2.2 Ter nadere invulling van zijn in, onder meer, artikel 32 van de Wrb neergelegde bevoegdheid heeft verweerder beleidsregels vastgesteld die zijn neergelegd in het Handboek Toevoegen. Volgens deze beleidsregels is het begrip rechtsbelang in artikel 1 van het Besluit rechtsbijstand- en toevoegcriteria gedefinieerd als het belang waarvoor de rechtzoekende rechtsbijstand aanvraagt. Aldus gedefinieerd zal in de beoordeling moeten worden betrokken wat het door de rechtzoekende met de rechtsbijstand beoogde eindresultaat is, met welk oogmerk rechtsbijstand is verzocht. De wijze waarop het belang behartigd wordt en de wegen die daartoe bewandeld worden, zijn voor de beoordeling minder bepalend. Bij de beoordeling van vervolgaanvragen gaat het veeleer om de vraag of de werkzaamheden waarvoor toevoeging wordt aangevraagd, dienen ter behartiging van hetzelfde rechtsbelang waarvoor reeds eerder is toegevoegd. Indien sprake is van een samenstel van belangen, zal moeten worden beoordeeld of deze ieder afzonderlijk een zelfstandige betekenis hebben, dan wel zo nauw met elkaar samenhangen dat niet gesproken kan worden van een zelfstandig rechtsbelang.

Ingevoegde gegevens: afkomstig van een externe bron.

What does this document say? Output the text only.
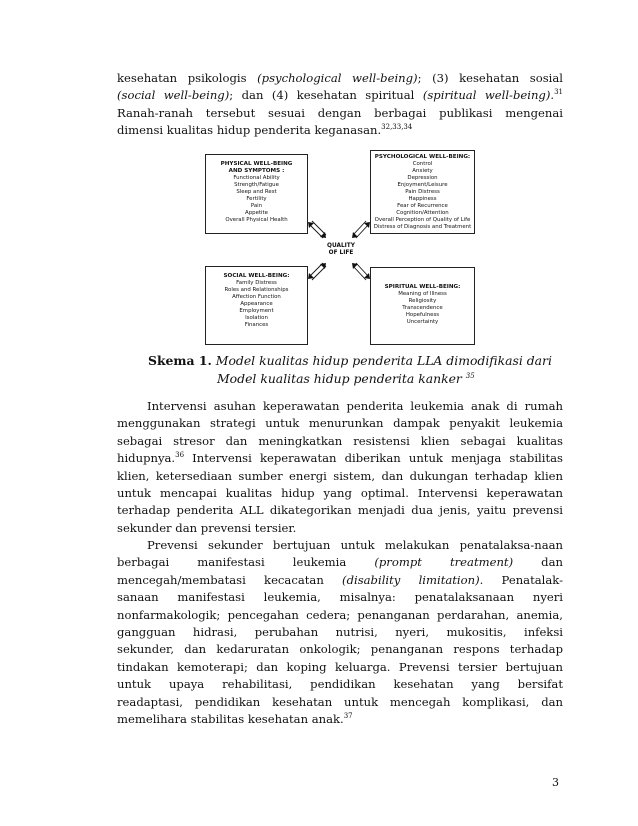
kesehatan psikologis (psychological well-being); (3) kesehatan sosial
(social well-being); dan (4) kesehatan spiritual (spiritual well-being).$^{31}$
Ranah-ranah tersebut sesuai dengan berbagai publikasi mengenai
dimensi kualitas hidup penderita keganasan.$^{32,33,34}$
PHYSICAL WELL-BEING
AND SYMPTOMS :
Functional Ability
Strength/Fatigue
Sleep and Rest
Fertility
Pain
Appetite
Overall Physical Health
PSYCHOLOGICAL WELL-BEING:
Control
Anxiety
Depression
Enjoyment/Leisure
Pain Distress
Happiness
Fear of Recurrence
Cognition/Attention
Overall Perception of Quality of Life
Distress of Diagnosis and Treatment
QUALITY
OF LIFE
SOCIAL WELL-BEING:
Family Distress
Roles and Relationships
Affection Function
Appearance
Employment
Isolation
Finances
SPIRITUAL WELL-BEING:
Meaning of Illness
Religiosity
Transcendence
Hopefulness
Uncertainty
Skema 1. Model kualitas hidup penderita LLA dimodifikasi dari
Model kualitas hidup penderita kanker $^{35}$
Intervensi asuhan keperawatan penderita leukemia anak di rumah
menggunakan strategi untuk menurunkan dampak penyakit leukemia
sebagai stresor dan meningkatkan resistensi klien sebagai kualitas
hidupnya.$^{36}$ Intervensi keperawatan diberikan untuk menjaga stabilitas
klien, ketersediaan sumber energi sistem, dan dukungan terhadap klien
untuk mencapai kualitas hidup yang optimal. Intervensi keperawatan
terhadap penderita ALL dikategorikan menjadi dua jenis, yaitu prevensi
sekunder dan prevensi tersier.
Prevensi sekunder bertujuan untuk melakukan penatalaksa-naan
berbagai manifestasi leukemia (prompt treatment) dan
mencegah/membatasi kecacatan (disability limitation). Penatalak-
sanaan manifestasi leukemia, misalnya: penatalaksanaan nyeri
nonfarmakologik; pencegahan cedera; penanganan perdarahan, anemia,
gangguan hidrasi, perubahan nutrisi, nyeri, mukositis, infeksi
sekunder, dan kedaruratan onkologik; penanganan respons terhadap
tindakan kemoterapi; dan koping keluarga. Prevensi tersier bertujuan
untuk upaya rehabilitasi, pendidikan kesehatan yang bersifat
readaptasi, pendidikan kesehatan untuk mencegah komplikasi, dan
memelihara stabilitas kesehatan anak.$^{37}$
3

2.3 Volgens vaste jurisprudentie van de Afdeling bestuursrechtspraak van de Raad van State (AbRS), onder meer de uitspraak van 19 oktober 2011, gepubliceerd op www.rechtspraak.nl, LJN: BT8593, volgt uit de artikelen 28, eerste lid, aanhef en onder b en 32 van de Wrb, in onderlinge samenhang gelezen, dat, indien sprake is van verschillende rechtsbelangen ter zake waarvan rechtsbijstand wordt gevraagd, in beginsel meer toevoegingen moeten worden verstrekt. Als sprake is van één rechtsbelang kan met één toevoeging worden volstaan, tenzij sprake is van verschillende procedures dan wel van één procedure waarin sprake is van meer dan één instantie als bedoeld in artikel 32 van de Wrb.
2.4 De rechtbank is van oordeel dat de toevoegingsaanvraag van [B] en de toevoegingsaanvraag van [A] betrekking hebben op hetzelfde rechtsbelang, namelijk dat Lefier door de kantonrechter wordt opgedragen zodanige werkzaamheden aan de woning te verrichten dat de stankoverlast en tocht en wellicht andere problemen in of aan de woning die het woongenot aantasten tot het verleden gaan behoren. In zoverre heeft de raad zich terecht op het standpunt gesteld dat de werkzaamheden waarvoor [A] een toevoeging heeft aangevraagd, vallen onder het bereik van de toevoeging die aan haar partner [B] is verleend.
2.5 [A] heeft echter aangevoerd dat haar aanvraag niet afgewezen kan worden op grond van "bereik", omdat aan haar voor de werkzaamheden waarvoor zij de onderhavige aanvraag heeft ingediend niet eerder een toevoeging is verleend. Dat aan haar partner een toevoeging voor dezelfde werkzaamheden is verleend, maakt dit niet anders.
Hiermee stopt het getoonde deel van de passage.